Ms Holmes, 39, began an 11-year, three-month prison sentence in Texas in May after she pleaded guilty last year to four counts of wire fraud and telling investors about her company’s technology and business deals. A conspiracy was hatched to mislead and cheat.
Last month, a federal judge in California ordered Ms Holmes and her former business partner, Ramesh Balwani, to pay $452 million in restitution to investors who were defrauded, including media mogul Rupert Murdoch .
Federal prosecutors last week asked the US District Court for the Northern District of California to correct “clerical errors” in court records. One of the suggested improvements would require Ms. Holmes to pay, as part of her restitution, either $250 or at least 10 percent of her earnings, whichever is greater, each month after she is released from prison .
Ms Holmes’s lawyers objected to the proposed change in the filing on Monday, saying the court had sufficient evidence to show she had “limited financial resources”.
His lawyers also disputed the government’s argument that the change would align with the payment schedule for Mr. Balwani, who was tried separately and is serving a nearly 13-year sentence on fraud charges. He must pay at least $1,000 per month after his release from prison, according to court records.
Ms Holmes and Mr Balwani have appealed their cases.
Ms Holmes’s lawyers argued that it was appropriate that the two were treated differently in sentencing. “There is no indication in the record that the absence of schedule changes after they were issued was a clerical error,” the filing said.
Lawyers representing Ms Holmes did not immediately respond to a request for comment on Thursday. A spokeswoman for the Justice Department declined to comment.
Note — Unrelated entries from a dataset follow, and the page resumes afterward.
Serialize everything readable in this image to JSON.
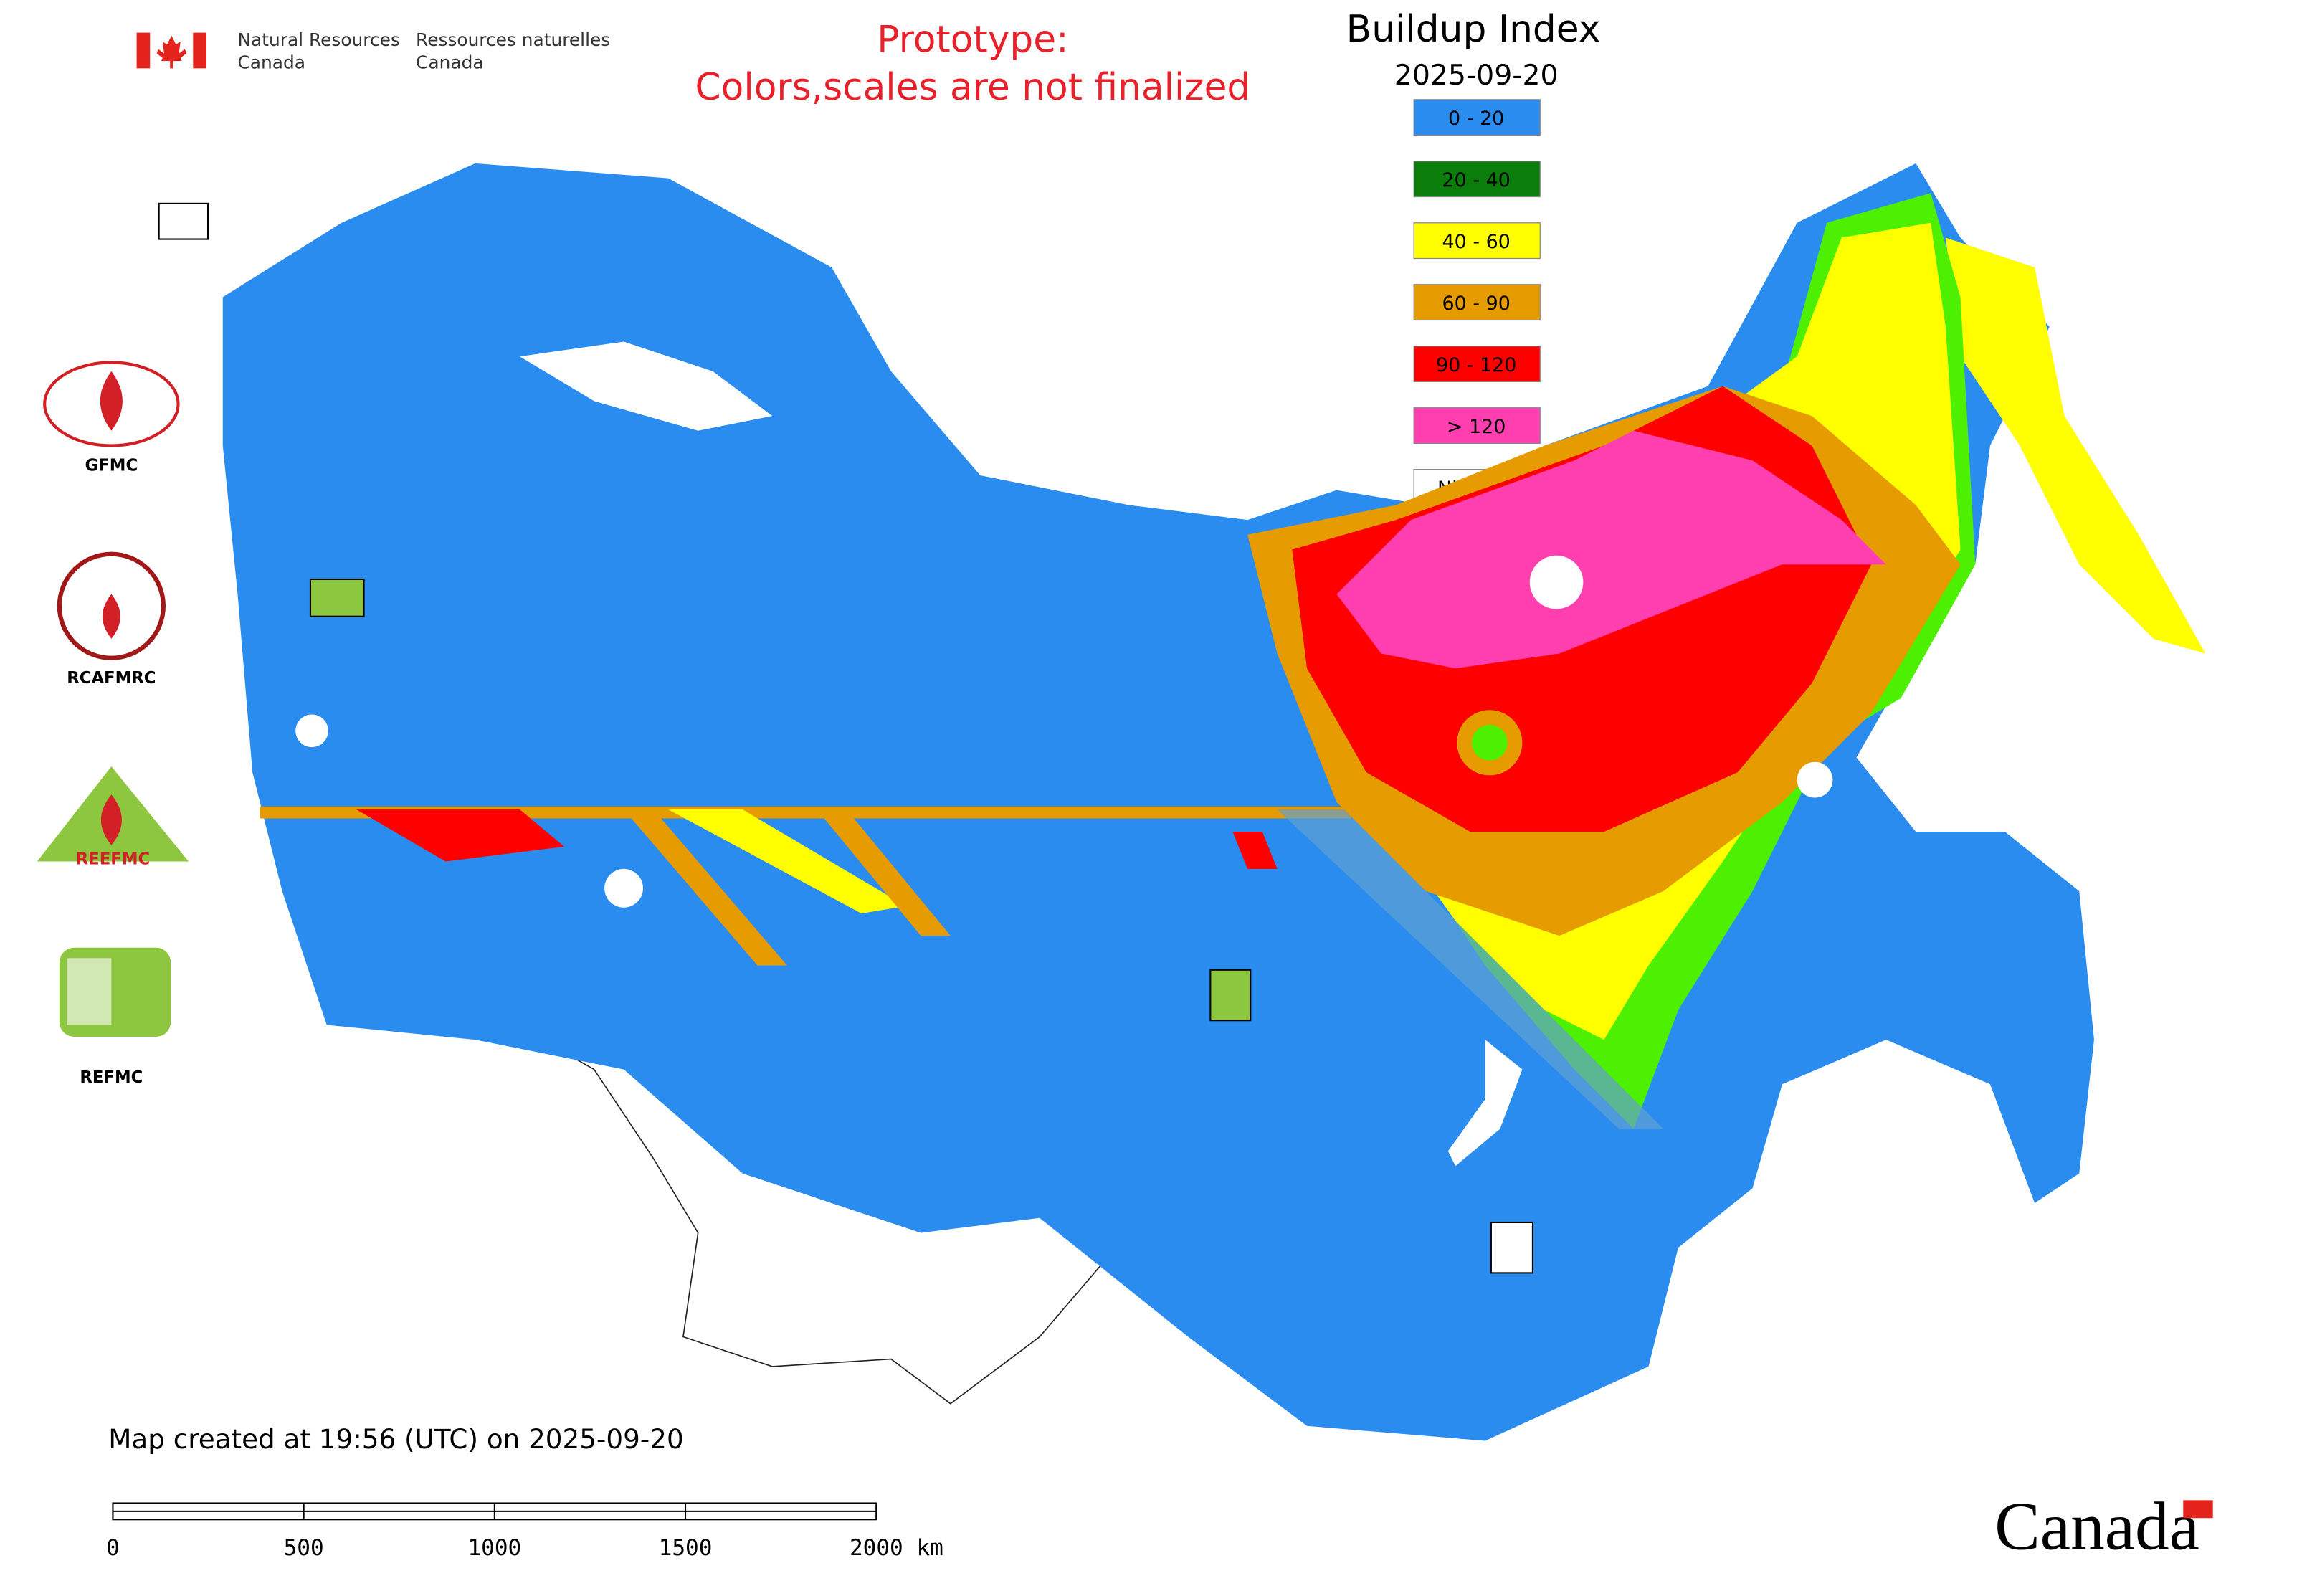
{
  "header": {
    "agency_en": [
      "Natural Resources",
      "Canada"
    ],
    "agency_fr": [
      "Ressources naturelles",
      "Canada"
    ]
  },
  "notice": [
    "Prototype:",
    "Colors,scales are not finalized"
  ],
  "title": "Buildup Index",
  "date": "2025-09-20",
  "legend": [
    {
      "label": "0 - 20",
      "color": "#2b8cf0"
    },
    {
      "label": "20 - 40",
      "color": "#0a7d0a"
    },
    {
      "label": "40 - 60",
      "color": "#ffff00"
    },
    {
      "label": "60 - 90",
      "color": "#e69b00"
    },
    {
      "label": "90 - 120",
      "color": "#ff0000"
    },
    {
      "label": "> 120",
      "color": "#ff3fb0"
    },
    {
      "label": "Nil / s.o.",
      "color": "#ffffff"
    }
  ],
  "logos": [
    "GFMC",
    "RCAFMRC",
    "REEFMC",
    "REFMC"
  ],
  "footer": "Map created at 19:56 (UTC) on 2025-09-20",
  "scale_bar": [
    "0",
    "500",
    "1000",
    "1500",
    "2000 km"
  ],
  "wordmark": "Canada"
}
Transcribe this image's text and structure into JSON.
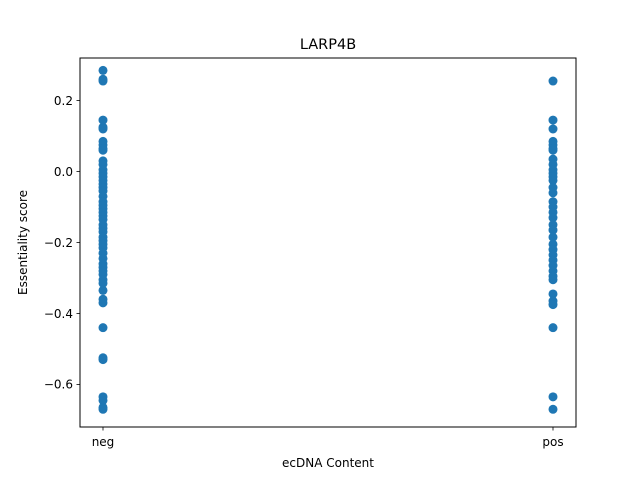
{
  "chart_data": {
    "type": "scatter",
    "title": "LARP4B",
    "xlabel": "ecDNA Content",
    "ylabel": "Essentiality score",
    "categories": [
      "neg",
      "pos"
    ],
    "ylim": [
      -0.72,
      0.32
    ],
    "yticks": [
      -0.6,
      -0.4,
      -0.2,
      0.0,
      0.2
    ],
    "ytick_labels": [
      "−0.6",
      "−0.4",
      "−0.2",
      "0.0",
      "0.2"
    ],
    "grid": false,
    "marker_color": "#1f77b4",
    "series": [
      {
        "category": "neg",
        "values": [
          0.285,
          0.26,
          0.255,
          0.145,
          0.125,
          0.12,
          0.085,
          0.075,
          0.065,
          0.06,
          0.03,
          0.02,
          0.005,
          -0.005,
          -0.015,
          -0.025,
          -0.035,
          -0.045,
          -0.055,
          -0.07,
          -0.085,
          -0.095,
          -0.105,
          -0.115,
          -0.125,
          -0.135,
          -0.15,
          -0.16,
          -0.17,
          -0.185,
          -0.195,
          -0.205,
          -0.215,
          -0.23,
          -0.245,
          -0.26,
          -0.27,
          -0.28,
          -0.29,
          -0.305,
          -0.315,
          -0.335,
          -0.36,
          -0.37,
          -0.44,
          -0.525,
          -0.53,
          -0.635,
          -0.645,
          -0.665,
          -0.67
        ]
      },
      {
        "category": "pos",
        "values": [
          0.255,
          0.145,
          0.12,
          0.085,
          0.075,
          0.065,
          0.06,
          0.035,
          0.02,
          0.005,
          -0.005,
          -0.015,
          -0.025,
          -0.045,
          -0.06,
          -0.085,
          -0.1,
          -0.115,
          -0.13,
          -0.15,
          -0.165,
          -0.185,
          -0.205,
          -0.22,
          -0.235,
          -0.25,
          -0.265,
          -0.28,
          -0.295,
          -0.305,
          -0.345,
          -0.365,
          -0.375,
          -0.44,
          -0.635,
          -0.67
        ]
      }
    ]
  }
}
Other entities listed as victims for restitution purposes include RDV Corporation, an investment firm representing the wealthy DeVos family of Michigan, which invested $100 million in Theranos, and several companies associated with Silicon Valley venture capitalist Don Lucas. Investment vehicles included. passed away in 2019,
Ms. Holmes raised $945 million for Theranos, a company she founded in 2003 after dropping out of Stanford University. He promised that the company would revolutionize health care with a test that could detect a wide variety of diseases with just a few drops of blood. But a 2015 investigation by The Wall Street Journal exposed claims that its blood-testing technology didn’t work. Theranos dissolved in 2018.